Globalization has made the apparel and footwear industry more challenging than ever. Many companies that used to manufacture, today also design, source and distribute. There is greater competition, consumers are much more demanding and distribution channels are shrinking. Consolidation is having an impact on nearly every aspect of the marketplace. In 1980 there were 200 different department store nameplates in the United States. Today, that figure has dwindled to just 17.

The industry has become increasingly consumer and design-driven as fashion trends change overnight. Consumers demand new designs, greater choice and expect immediate availability in a wide range of colors and sizes, which has led to even shorter product lifecycles and larger numbers of SKUs for companies to manage. Global sourcing is common, supply chains are often complex and lead times long. High, on-time delivery performance is critical and the seasonal nature of many products and collections increases the risk of inventory exposure.

The defining line between retailers and suppliers has become blurred. Suppliers are moving into the retail sector, and retailers are taking greater control of the supply chain. As a result, responsibility for store-ready inventory is shifting up the supply chain.

In addition, many brand owners are opening retail stores. If the right product mix is not in the store at the right time, it results in lost sales opportunities, damage to the brand image, low sell-through rates on product lines and ticket price markdowns, which are often necessary to shift merchandise and minimize obsolescent inventory. All of these things squeeze margins.

So in order to gain a competitive advantage, the firm management of your end-to-end supply chain is essential. As a result your demand and production planning will become increasingly critical and more complex. And a wrong decision can have major ramifications.

Almost every fashion company has the opportunity to tap into and use the same source of supply as its competitors, at a similar cost, with similar quality and similar delivery terms. This can mean little differentiation in the merchandise your company sources. And for brands, design cachet is particularly at risk because of the ease and swiftness with which your signature look can be copied.

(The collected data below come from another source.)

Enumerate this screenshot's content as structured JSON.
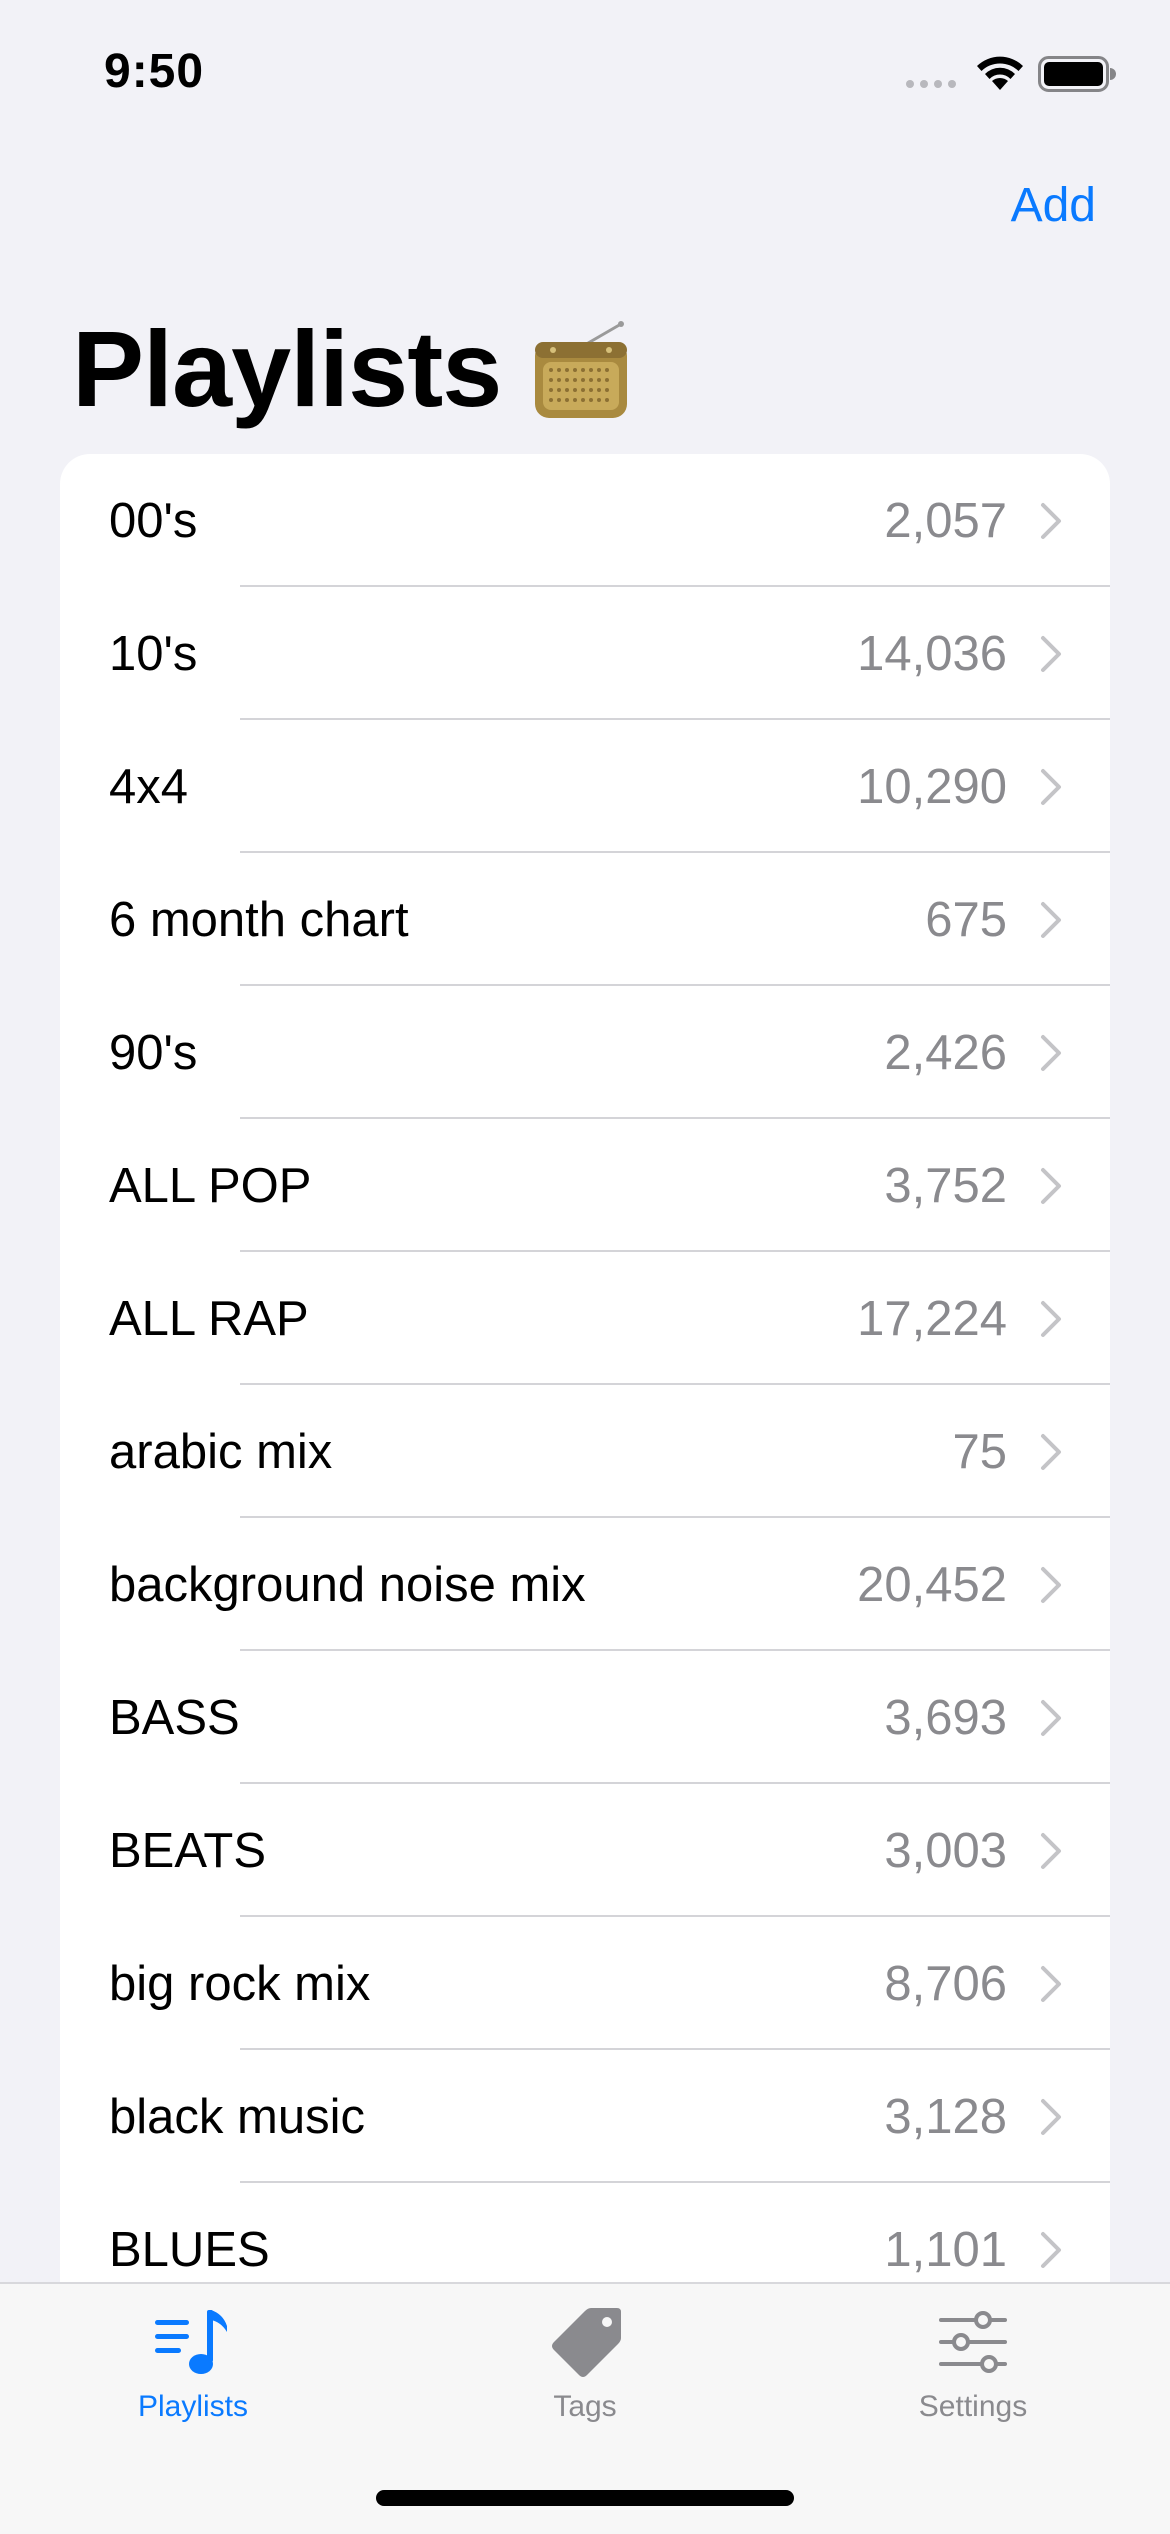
{
  "status_bar": {
    "time": "9:50"
  },
  "nav": {
    "add_label": "Add",
    "title": "Playlists",
    "title_icon": "radio-icon"
  },
  "playlists": [
    {
      "name": "00's",
      "count": "2,057"
    },
    {
      "name": "10's",
      "count": "14,036"
    },
    {
      "name": "4x4",
      "count": "10,290"
    },
    {
      "name": "6 month chart",
      "count": "675"
    },
    {
      "name": "90's",
      "count": "2,426"
    },
    {
      "name": "ALL POP",
      "count": "3,752"
    },
    {
      "name": "ALL RAP",
      "count": "17,224"
    },
    {
      "name": "arabic mix",
      "count": "75"
    },
    {
      "name": "background noise mix",
      "count": "20,452"
    },
    {
      "name": "BASS",
      "count": "3,693"
    },
    {
      "name": "BEATS",
      "count": "3,003"
    },
    {
      "name": "big rock mix",
      "count": "8,706"
    },
    {
      "name": "black music",
      "count": "3,128"
    },
    {
      "name": "BLUES",
      "count": "1,101"
    }
  ],
  "tab_bar": {
    "tabs": [
      {
        "label": "Playlists",
        "icon": "music-list-icon",
        "active": true
      },
      {
        "label": "Tags",
        "icon": "tag-icon",
        "active": false
      },
      {
        "label": "Settings",
        "icon": "sliders-icon",
        "active": false
      }
    ]
  },
  "colors": {
    "accent": "#0a7aff",
    "secondary_text": "#8a8a8e",
    "background": "#f2f2f7"
  }
}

So how do you compete in the future? How can a fashion company create distinction? The answer is greater customer intimacy. This is achieved by providing a unique experience that meets the wants, needs and demands of your customers. Customer intimacy is the new mantra for differentiating your merchandise and service proposition. To compete successfully you need to understand and service your customers' needs and wishes better than ever before.

With all these challenges in mind, investing in processes and technology, in order to achieve best-in-class performance, is more important than ever. The platform to support process improvement and optimize performance is an enterprise resource planning (ERP) system. But remember, not all ERP vendors are equal, and no two ERP solutions are the same. At Lawson, we created this guide to help you make a more informed choice. It is by no means definitive, but it will highlight the key factors youll need to take into account to help you in your selection.

The fashion industry includes companies that design/source/distribute, wholesale or manufacture apparel, footwear, home textiles or accessories.